Probiotic Sources that Improve Gut Health

  • Gut health is linked to many health functions in the body, so it’s crucial to support it properly.
  • Managing stress, exercising, eating a diet rich in pre-and probiotics, and incorporating probiotic supplements can better promote gut health in the long term.
  • There are several probiotic strains, and each has a specific function, so it’s essential to have varied probiotics sources. 

Probiotics are live strains of healthy bacteria that help boost immune function, digestion, and gut health. While you can get probiotics from pickled veggies and bubbly kombucha, getting your probiotics from more sources will be better for your gut health in the long term.

Here are some probiotic sources that registered dietitians and nutrition experts recommend and why having diverse probiotic sources is essential for gut health.

The best sources of probiotics

1. Probiotic supplements

According to registered dietitian Ella Davar, R.D., CDN, unmanaged lifestyle factors, like diet and stress levels, can require a specific probiotics strain. Davar recommends taking a probiotic supplement that can help restore the gut microbiome after lifestyle changes that can cause an imbalance of gut bacteria, such as diet, travel, or the use of antibiotics. 

2. Fermented Foods

Says Dr.

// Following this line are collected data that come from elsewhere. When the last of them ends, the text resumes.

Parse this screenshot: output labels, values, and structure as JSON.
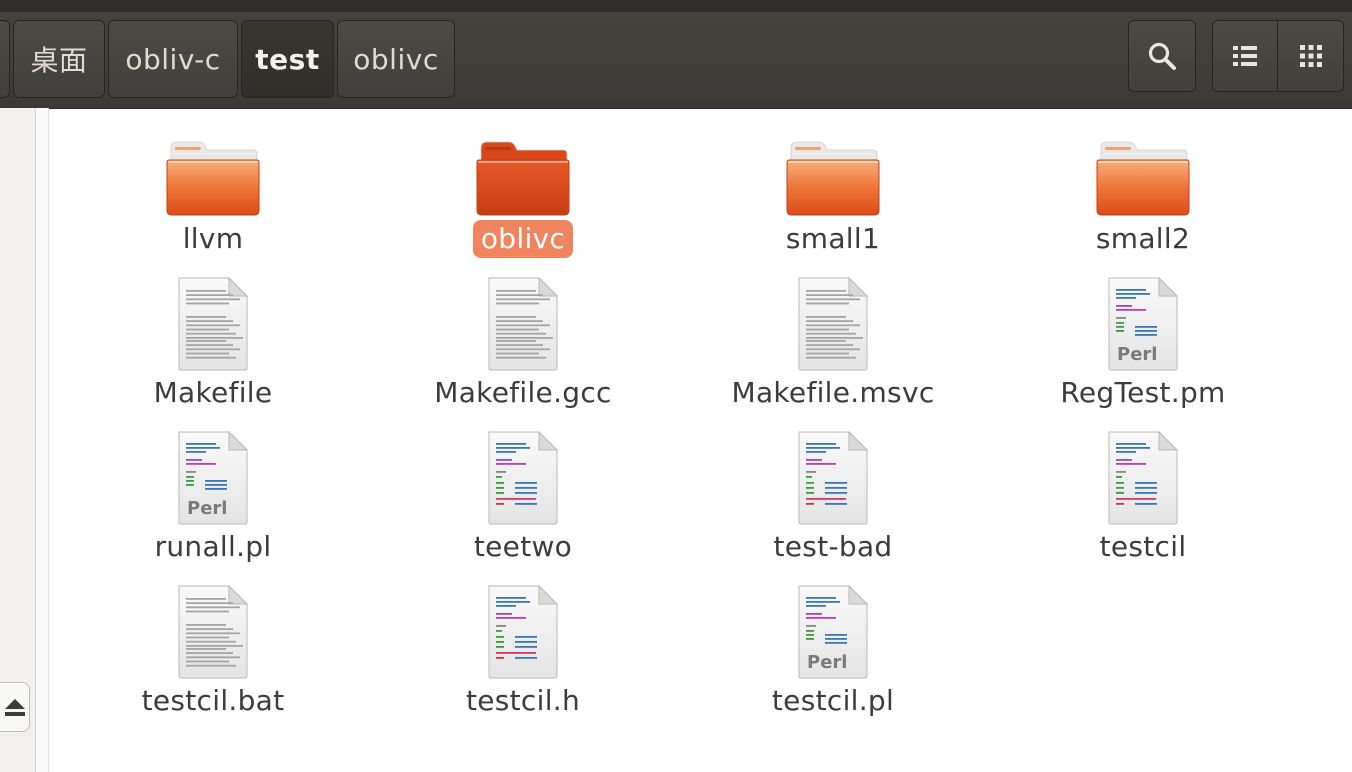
{
  "breadcrumb": {
    "items": [
      {
        "label": "桌面",
        "active": false
      },
      {
        "label": "obliv-c",
        "active": false
      },
      {
        "label": "test",
        "active": true
      },
      {
        "label": "oblivc",
        "active": false
      }
    ]
  },
  "toolbar": {
    "search_icon": "search-icon",
    "view_list_icon": "view-list-icon",
    "view_grid_icon": "view-grid-icon"
  },
  "sidebar": {
    "eject_icon": "eject-icon"
  },
  "files": [
    {
      "name": "llvm",
      "type": "folder",
      "selected": false
    },
    {
      "name": "oblivc",
      "type": "folder",
      "selected": true
    },
    {
      "name": "small1",
      "type": "folder",
      "selected": false
    },
    {
      "name": "small2",
      "type": "folder",
      "selected": false
    },
    {
      "name": "Makefile",
      "type": "text",
      "selected": false
    },
    {
      "name": "Makefile.gcc",
      "type": "text",
      "selected": false
    },
    {
      "name": "Makefile.msvc",
      "type": "text",
      "selected": false
    },
    {
      "name": "RegTest.pm",
      "type": "perl",
      "selected": false
    },
    {
      "name": "runall.pl",
      "type": "perl",
      "selected": false
    },
    {
      "name": "teetwo",
      "type": "code",
      "selected": false
    },
    {
      "name": "test-bad",
      "type": "code",
      "selected": false
    },
    {
      "name": "testcil",
      "type": "code",
      "selected": false
    },
    {
      "name": "testcil.bat",
      "type": "text",
      "selected": false
    },
    {
      "name": "testcil.h",
      "type": "code",
      "selected": false
    },
    {
      "name": "testcil.pl",
      "type": "perl",
      "selected": false
    }
  ],
  "perl_badge": "Perl",
  "colors": {
    "accent": "#e95420",
    "selection": "#f0845f",
    "headerbar": "#3f3e3a"
  }
}
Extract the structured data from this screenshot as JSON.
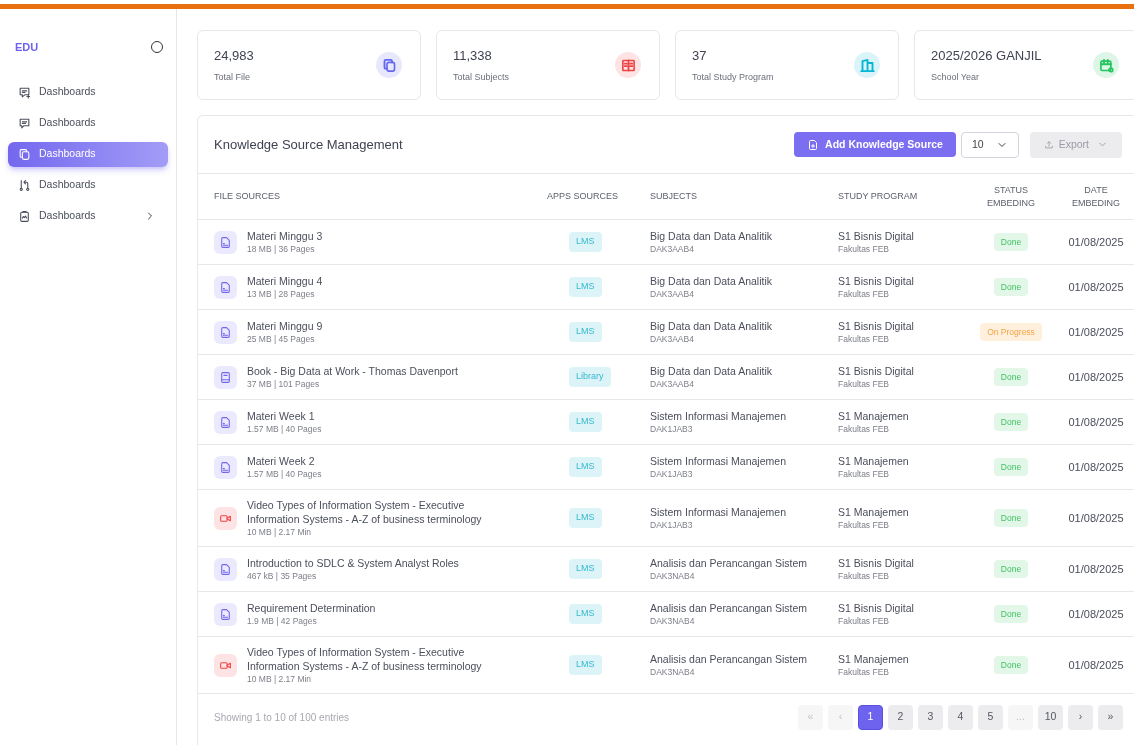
{
  "brand": "EDU",
  "sidebar": {
    "items": [
      {
        "label": "Dashboards",
        "kind": "chat-plus",
        "selected": false,
        "has_submenu": false
      },
      {
        "label": "Dashboards",
        "kind": "chat",
        "selected": false,
        "has_submenu": false
      },
      {
        "label": "Dashboards",
        "kind": "files",
        "selected": true,
        "has_submenu": false
      },
      {
        "label": "Dashboards",
        "kind": "git",
        "selected": false,
        "has_submenu": false
      },
      {
        "label": "Dashboards",
        "kind": "clipboard",
        "selected": false,
        "has_submenu": true
      }
    ]
  },
  "stats": [
    {
      "value": "24,983",
      "label": "Total File",
      "kind": "files",
      "color": "#6366f1"
    },
    {
      "value": "11,338",
      "label": "Total Subjects",
      "kind": "book",
      "color": "#ef4444"
    },
    {
      "value": "37",
      "label": "Total Study Program",
      "kind": "building",
      "color": "#06b6d4"
    },
    {
      "value": "2025/2026 GANJIL",
      "label": "School Year",
      "kind": "calendar",
      "color": "#22c55e"
    }
  ],
  "table": {
    "title": "Knowledge Source Management",
    "add_button": "Add Knowledge Source",
    "page_size": "10",
    "export_button": "Export",
    "columns": [
      "FILE SOURCES",
      "APPS SOURCES",
      "SUBJECTS",
      "STUDY PROGRAM",
      "STATUS EMBEDING",
      "DATE EMBEDING"
    ],
    "rows": [
      {
        "kind": "pdf",
        "title": "Materi Minggu 3",
        "meta": "18 MB | 36 Pages",
        "app": "LMS",
        "subject": "Big Data dan Data Analitik",
        "code": "DAK3AAB4",
        "program": "S1 Bisnis Digital",
        "faculty": "Fakultas FEB",
        "status": {
          "kind": "done",
          "label": "Done"
        },
        "date": "01/08/2025"
      },
      {
        "kind": "pdf",
        "title": "Materi Minggu 4",
        "meta": "13 MB | 28 Pages",
        "app": "LMS",
        "subject": "Big Data dan Data Analitik",
        "code": "DAK3AAB4",
        "program": "S1 Bisnis Digital",
        "faculty": "Fakultas FEB",
        "status": {
          "kind": "done",
          "label": "Done"
        },
        "date": "01/08/2025"
      },
      {
        "kind": "pdf",
        "title": "Materi Minggu 9",
        "meta": "25 MB | 45 Pages",
        "app": "LMS",
        "subject": "Big Data dan Data Analitik",
        "code": "DAK3AAB4",
        "program": "S1 Bisnis Digital",
        "faculty": "Fakultas FEB",
        "status": {
          "kind": "progress",
          "label": "On Progress"
        },
        "date": "01/08/2025"
      },
      {
        "kind": "book",
        "title": "Book - Big Data at Work - Thomas Davenport",
        "meta": "37 MB | 101 Pages",
        "app": "Library",
        "subject": "Big Data dan Data Analitik",
        "code": "DAK3AAB4",
        "program": "S1 Bisnis Digital",
        "faculty": "Fakultas FEB",
        "status": {
          "kind": "done",
          "label": "Done"
        },
        "date": "01/08/2025"
      },
      {
        "kind": "pdf",
        "title": "Materi Week 1",
        "meta": "1.57 MB | 40 Pages",
        "app": "LMS",
        "subject": "Sistem Informasi Manajemen",
        "code": "DAK1JAB3",
        "program": "S1 Manajemen",
        "faculty": "Fakultas FEB",
        "status": {
          "kind": "done",
          "label": "Done"
        },
        "date": "01/08/2025"
      },
      {
        "kind": "pdf",
        "title": "Materi Week 2",
        "meta": "1.57 MB | 40 Pages",
        "app": "LMS",
        "subject": "Sistem Informasi Manajemen",
        "code": "DAK1JAB3",
        "program": "S1 Manajemen",
        "faculty": "Fakultas FEB",
        "status": {
          "kind": "done",
          "label": "Done"
        },
        "date": "01/08/2025"
      },
      {
        "kind": "video",
        "title": "Video Types of Information System - Executive Information Systems - A-Z of business terminology",
        "meta": "10 MB | 2.17 Min",
        "app": "LMS",
        "subject": "Sistem Informasi Manajemen",
        "code": "DAK1JAB3",
        "program": "S1 Manajemen",
        "faculty": "Fakultas FEB",
        "status": {
          "kind": "done",
          "label": "Done"
        },
        "date": "01/08/2025"
      },
      {
        "kind": "pdf",
        "title": "Introduction to SDLC & System Analyst Roles",
        "meta": "467 kB | 35 Pages",
        "app": "LMS",
        "subject": "Analisis dan Perancangan Sistem",
        "code": "DAK3NAB4",
        "program": "S1 Bisnis Digital",
        "faculty": "Fakultas FEB",
        "status": {
          "kind": "done",
          "label": "Done"
        },
        "date": "01/08/2025"
      },
      {
        "kind": "pdf",
        "title": "Requirement Determination",
        "meta": "1.9 MB | 42 Pages",
        "app": "LMS",
        "subject": "Analisis dan Perancangan Sistem",
        "code": "DAK3NAB4",
        "program": "S1 Bisnis Digital",
        "faculty": "Fakultas FEB",
        "status": {
          "kind": "done",
          "label": "Done"
        },
        "date": "01/08/2025"
      },
      {
        "kind": "video",
        "title": "Video Types of Information System - Executive Information Systems - A-Z of business terminology",
        "meta": "10 MB | 2.17 Min",
        "app": "LMS",
        "subject": "Analisis dan Perancangan Sistem",
        "code": "DAK3NAB4",
        "program": "S1 Manajemen",
        "faculty": "Fakultas FEB",
        "status": {
          "kind": "done",
          "label": "Done"
        },
        "date": "01/08/2025"
      }
    ],
    "footer": "Showing 1 to 10 of 100 entries",
    "pagination": [
      {
        "label": "«",
        "selected": false,
        "disabled": true
      },
      {
        "label": "‹",
        "selected": false,
        "disabled": true
      },
      {
        "label": "1",
        "selected": true,
        "disabled": false
      },
      {
        "label": "2",
        "selected": false,
        "disabled": false
      },
      {
        "label": "3",
        "selected": false,
        "disabled": false
      },
      {
        "label": "4",
        "selected": false,
        "disabled": false
      },
      {
        "label": "5",
        "selected": false,
        "disabled": false
      },
      {
        "label": "...",
        "selected": false,
        "disabled": true
      },
      {
        "label": "10",
        "selected": false,
        "disabled": false
      },
      {
        "label": "›",
        "selected": false,
        "disabled": false
      },
      {
        "label": "»",
        "selected": false,
        "disabled": false
      }
    ]
  }
}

Marvin Singh, an integrative gastroenterologist, eating fermented or other probiotic-rich foods provide nutritional and probiotic benefits. Davar recommends fermented vegetables, such as kimchi, sauerkraut, tofu, Japanese miso, olives, beets, carrots, and pickles without sugar. Plain yogurt, apple cider vinegar, kefir, and kombucha, also have live cultures that can benefit the gut. She says consuming an abundance of these foods daily is good for general wellness and microbiome maintenance. She also recommends adding sourdough bread, chocolate, and aged cheese as part of a healthy, balanced diet to prevent various symptoms that can lead to G.I. discomfort and autoimmune conditions. 

What about prebiotics?

Prebiotics are dietary fibers that are non-digestible and help nourish the probiotics. Gut health expert Dr. Vincent Pedre says prebiotics are as crucial as probiotics for gut health.  

Prebiotics feed and restores the probiotics, which can improve G.I. health.

Whole-grain foods, onions, garlic, leeks, celery, asparagus, artichokes, beans, bananas, and berries are good examples of prebiotics. 

The importance of getting a wide variety of probiotics

Specific probiotic strains have different functions, so it’s essential to have diverse probiotic sources through food and supplements to achieve the best results.

Other things that can affect the microbiome’s balance in the gut include psychological stress, food poisoning, parasites, and other underlying gastrointestinal issues. Davar says consuming varied sources of reasonable doses of probiotics (1 to 30 billion CFU) can benefit the gut.